Data migration involves three basic steps:
- Extract The Data
- Transform The Data
- Load The Data
Moving essential or sensitive data and decommissioning legacy systems can make key decision-makers nervous. Of course, you need a solid plan, but you also don’t need to reinvent the wheel. Numerous examples of data migration plans and checklists can be found online. For example, Data Migration Pro, a civic of data migration experts, has a comprehensive list that outlines a 7-phase process:
- Pre-Migration Planning. Evaluates the data to be move for stability purposes.
- Project Initiation. Identify and keep key stakeholders informed.
- Surrounding analysis. Establish a robust data superiority rules management process and keep stakeholders informed of project goals, including shutting down legacy systems.
- Solution Design Determines what data is to be moved and the quality of the data before and after it is move.
- Create and test. Code the migration logic and exam the migration in a mirror of the production environment.
- Run and validate. It demonstrates that the migration has met the requirements and that the data that has been migrate is viable for business use.
- Withdrawal and supervision. Shut down and dispose of old systems.
Top 10 Data Migration Challenges
Although data migration has been a reality in technology for decades, we continue to hear horror stories yearly. Below are the top 10 challenges companies encounter in moving data:
Failing to contact critical stakeholders
No matter the size of the migration, there is somebody somewhere who cares about the data that is being move. Contact them and explain the need for this project and its impact before continuing with the task. If you don’t, rest assured you’ll hear from them at some point, most likely to disrupt your deadlines.
Lack of Communication With Those Responsible
Once you’ve explained the project to your key stakeholders, ensure they keep abreast of your progress. It’s best to offer a status report on the same day each week, especially if there are changes. Regular communication greatly facilitates the trust of the affected parties.
Lack of Data Governance
Make sure who has the right to create, approve, edit or delete data from the source system and also put it in writing as part of the project plan.
Lack of Experience
Although this is a simple task, there is a lot of complexity involve in moving data.
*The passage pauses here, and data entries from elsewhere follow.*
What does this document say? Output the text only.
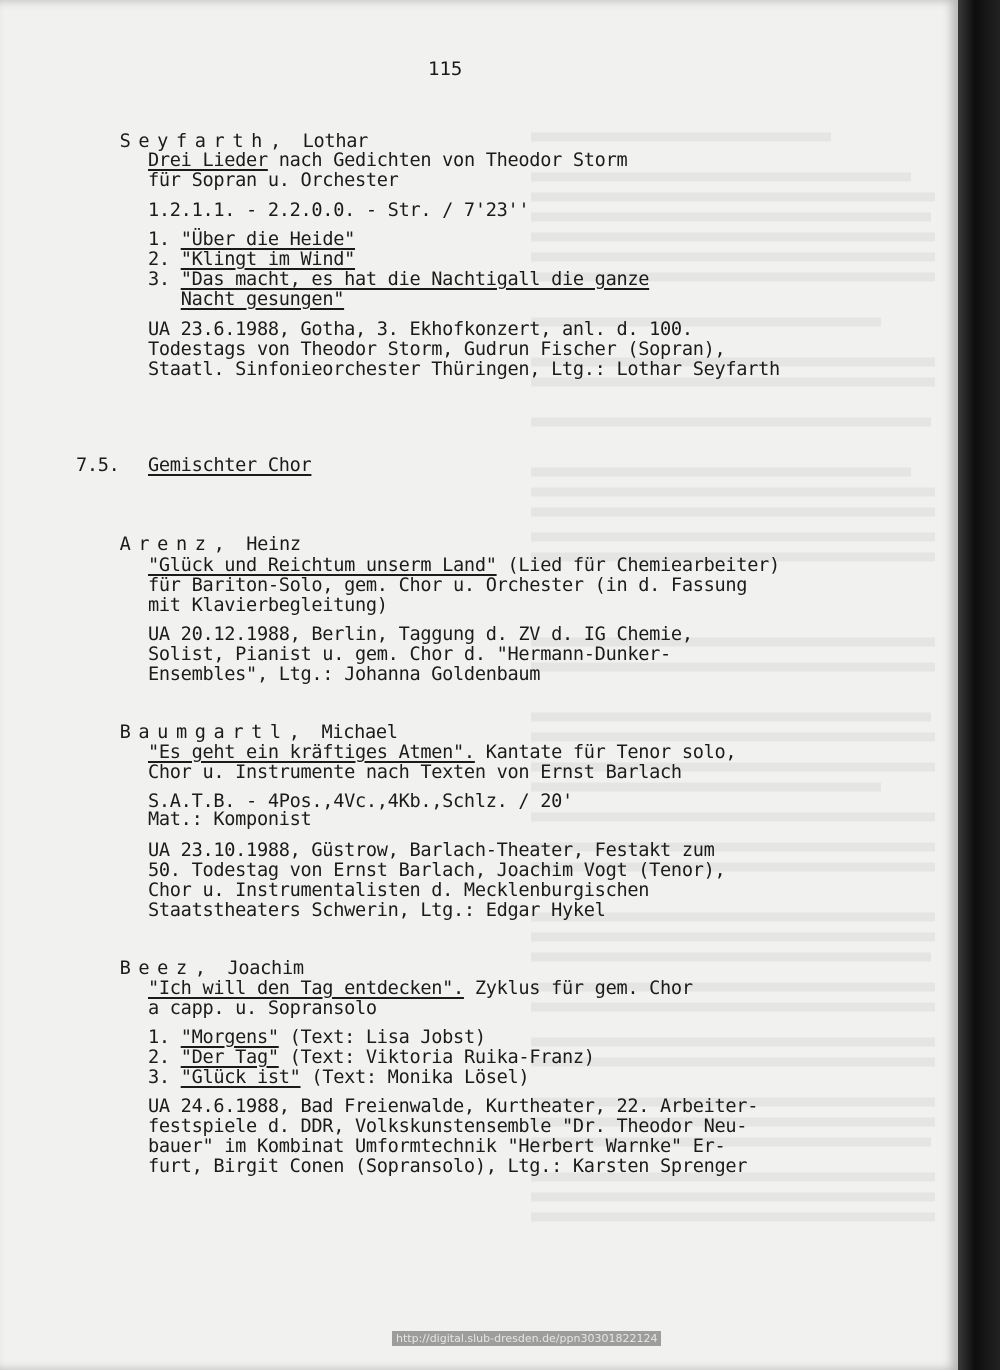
115

Seyfarth, Lothar

Drei Lieder nach Gedichten von Theodor Storm
für Sopran u. Orchester
1.2.1.1. - 2.2.0.0. - Str. / 7'23''
1. "Über die Heide"
2. "Klingt im Wind"
3. "Das macht, es hat die Nachtigall die ganze
Nacht gesungen"
UA 23.6.1988, Gotha, 3. Ekhofkonzert, anl. d. 100.
Todestags von Theodor Storm, Gudrun Fischer (Sopran),
Staatl. Sinfonieorchester Thüringen, Ltg.: Lothar Seyfarth
7.5. Gemischter Chor

Arenz, Heinz

"Glück und Reichtum unserm Land" (Lied für Chemiearbeiter)
für Bariton-Solo, gem. Chor u. Orchester (in d. Fassung
mit Klavierbegleitung)
UA 20.12.1988, Berlin, Taggung d. ZV d. IG Chemie,
Solist, Pianist u. gem. Chor d. "Hermann-Dunker-
Ensembles", Ltg.: Johanna Goldenbaum

Baumgartl, Michael

"Es geht ein kräftiges Atmen". Kantate für Tenor solo,
Chor u. Instrumente nach Texten von Ernst Barlach
S.A.T.B. - 4Pos.,4Vc.,4Kb.,Schlz. / 20'
Mat.: Komponist
UA 23.10.1988, Güstrow, Barlach-Theater, Festakt zum
50. Todestag von Ernst Barlach, Joachim Vogt (Tenor),
Chor u. Instrumentalisten d. Mecklenburgischen
Staatstheaters Schwerin, Ltg.: Edgar Hykel

Beez, Joachim

"Ich will den Tag entdecken". Zyklus für gem. Chor
a capp. u. Sopransolo
1. "Morgens" (Text: Lisa Jobst)
2. "Der Tag" (Text: Viktoria Ruika-Franz)
3. "Glück ist" (Text: Monika Lösel)
UA 24.6.1988, Bad Freienwalde, Kurtheater, 22. Arbeiter-
festspiele d. DDR, Volkskunstensemble "Dr. Theodor Neu-
bauer" im Kombinat Umformtechnik "Herbert Warnke" Er-
furt, Birgit Conen (Sopransolo), Ltg.: Karsten Sprenger
http://digital.slub-dresden.de/ppn30301822124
Having an experienced professional with excellent references helps the process go smoothly.
Lack of Planning
On average, families spend 10-20 hours planning their vacation, while IT teams may pay as little as half that time planning a small data migration. Of course, hours of planning don’t always guarantee success, but having a solid data migration plan saves hours when it comes to moving data.
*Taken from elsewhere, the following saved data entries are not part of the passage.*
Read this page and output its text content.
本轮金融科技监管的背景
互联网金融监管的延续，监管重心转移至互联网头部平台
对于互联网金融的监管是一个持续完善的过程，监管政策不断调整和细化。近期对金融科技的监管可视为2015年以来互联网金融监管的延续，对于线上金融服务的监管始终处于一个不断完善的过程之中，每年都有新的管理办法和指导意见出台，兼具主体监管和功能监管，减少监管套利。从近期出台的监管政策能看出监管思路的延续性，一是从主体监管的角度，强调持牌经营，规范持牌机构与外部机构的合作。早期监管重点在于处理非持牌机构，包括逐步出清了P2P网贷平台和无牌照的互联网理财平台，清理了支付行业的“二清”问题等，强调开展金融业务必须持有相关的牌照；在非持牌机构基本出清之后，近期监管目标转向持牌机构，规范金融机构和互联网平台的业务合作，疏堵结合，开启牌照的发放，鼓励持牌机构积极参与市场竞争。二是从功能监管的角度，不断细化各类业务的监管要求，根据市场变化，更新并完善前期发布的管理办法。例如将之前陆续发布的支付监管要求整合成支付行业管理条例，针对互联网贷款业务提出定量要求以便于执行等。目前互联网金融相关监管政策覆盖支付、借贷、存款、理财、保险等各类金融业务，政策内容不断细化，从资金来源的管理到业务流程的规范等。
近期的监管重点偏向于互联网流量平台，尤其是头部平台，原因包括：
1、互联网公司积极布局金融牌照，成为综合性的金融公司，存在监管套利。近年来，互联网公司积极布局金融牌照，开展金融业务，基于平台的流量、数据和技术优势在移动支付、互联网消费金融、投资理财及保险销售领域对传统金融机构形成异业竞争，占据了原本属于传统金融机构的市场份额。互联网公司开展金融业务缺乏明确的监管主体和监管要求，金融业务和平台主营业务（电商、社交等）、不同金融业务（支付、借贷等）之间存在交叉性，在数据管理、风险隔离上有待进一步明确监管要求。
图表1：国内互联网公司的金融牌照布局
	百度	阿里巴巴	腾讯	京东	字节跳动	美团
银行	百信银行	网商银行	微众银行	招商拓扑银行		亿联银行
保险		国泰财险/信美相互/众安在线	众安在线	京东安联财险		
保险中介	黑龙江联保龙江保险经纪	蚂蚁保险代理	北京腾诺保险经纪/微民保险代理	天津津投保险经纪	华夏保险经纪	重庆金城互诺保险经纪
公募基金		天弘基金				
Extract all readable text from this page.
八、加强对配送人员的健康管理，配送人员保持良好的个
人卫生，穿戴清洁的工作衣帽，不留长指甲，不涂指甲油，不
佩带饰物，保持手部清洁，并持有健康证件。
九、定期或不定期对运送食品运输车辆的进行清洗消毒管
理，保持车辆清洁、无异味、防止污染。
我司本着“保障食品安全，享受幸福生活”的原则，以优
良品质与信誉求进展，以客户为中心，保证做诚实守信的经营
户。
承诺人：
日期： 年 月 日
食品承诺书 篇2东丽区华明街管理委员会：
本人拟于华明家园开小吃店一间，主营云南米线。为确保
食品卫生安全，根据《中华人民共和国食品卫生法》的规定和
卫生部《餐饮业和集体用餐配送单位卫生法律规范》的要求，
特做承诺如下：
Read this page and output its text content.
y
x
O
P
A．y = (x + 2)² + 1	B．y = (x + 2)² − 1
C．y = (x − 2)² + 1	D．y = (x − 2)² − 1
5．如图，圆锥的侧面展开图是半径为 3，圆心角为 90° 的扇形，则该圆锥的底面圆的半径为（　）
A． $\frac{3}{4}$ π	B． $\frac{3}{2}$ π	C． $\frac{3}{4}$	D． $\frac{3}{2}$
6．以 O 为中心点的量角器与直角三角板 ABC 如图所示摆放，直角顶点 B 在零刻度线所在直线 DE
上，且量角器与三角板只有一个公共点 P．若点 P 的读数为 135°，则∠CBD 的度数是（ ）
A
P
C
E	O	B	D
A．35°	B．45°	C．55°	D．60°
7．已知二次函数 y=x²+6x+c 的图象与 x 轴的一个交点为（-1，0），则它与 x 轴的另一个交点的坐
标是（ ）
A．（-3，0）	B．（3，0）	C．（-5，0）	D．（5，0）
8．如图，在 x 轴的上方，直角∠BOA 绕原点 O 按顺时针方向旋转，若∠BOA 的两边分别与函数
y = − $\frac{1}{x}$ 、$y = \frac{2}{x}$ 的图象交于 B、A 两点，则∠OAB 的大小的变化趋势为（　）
Insufficient Software and Data Preparation Skills
If it is a large migration (millions of records or tables), invest in good data quality software and consider hiring a specialized company to help you. The good news is that an outside company will probably rent you the software to help you save costs.
Expect Perfect Lens Specs
If the implementation team solves the design criteria, push on steps 2 and 3. Of course, preparing for the objective will matter to you later in the project, but that shouldn’t stop you now.
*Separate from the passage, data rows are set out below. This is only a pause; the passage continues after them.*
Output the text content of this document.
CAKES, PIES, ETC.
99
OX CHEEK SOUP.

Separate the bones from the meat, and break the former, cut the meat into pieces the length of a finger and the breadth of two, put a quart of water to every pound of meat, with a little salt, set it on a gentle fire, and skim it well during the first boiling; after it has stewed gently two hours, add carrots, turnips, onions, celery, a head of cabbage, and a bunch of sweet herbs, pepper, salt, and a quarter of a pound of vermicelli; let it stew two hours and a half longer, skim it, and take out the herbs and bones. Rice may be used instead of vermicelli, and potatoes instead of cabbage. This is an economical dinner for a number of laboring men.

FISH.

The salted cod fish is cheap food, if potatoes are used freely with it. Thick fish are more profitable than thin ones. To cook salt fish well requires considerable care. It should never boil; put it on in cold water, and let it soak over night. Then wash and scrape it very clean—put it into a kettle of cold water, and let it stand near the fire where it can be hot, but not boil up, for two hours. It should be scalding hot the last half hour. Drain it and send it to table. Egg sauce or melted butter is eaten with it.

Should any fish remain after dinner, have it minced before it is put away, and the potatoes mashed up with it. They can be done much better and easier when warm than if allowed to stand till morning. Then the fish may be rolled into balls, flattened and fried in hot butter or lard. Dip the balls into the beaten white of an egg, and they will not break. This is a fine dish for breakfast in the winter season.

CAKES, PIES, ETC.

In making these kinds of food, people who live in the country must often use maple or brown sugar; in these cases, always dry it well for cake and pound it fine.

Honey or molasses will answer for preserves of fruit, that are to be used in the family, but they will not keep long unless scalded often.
Untested Migration Methodology
Do research to ensure the data movement procedure has worked well for other companies like yours. Don’t be tempt to accept the generic approach offer by a provider.
Management of Suppliers and Projects
Vendors and projects must be manage. If you are still with your day job, make sure you have time to manage the project and any related vendors.
Dependencies Between Objects
With the technology and capabilities of data management tools available today, it is still surprising to discover a dependent data set that was not included in the original plan. Since dependencies between objects are often not found until very late in the migration process, make sure you have a contingency plan for them so that the delivery date is not affected.
For many reasons, your enterprise might be necessary to undertake a data migration project. For example, you might replace servers or storage devices or consolidate or decommission the data center. Data migration is also essential in migrating on-premises IT infrastructure to a cloud computing environment.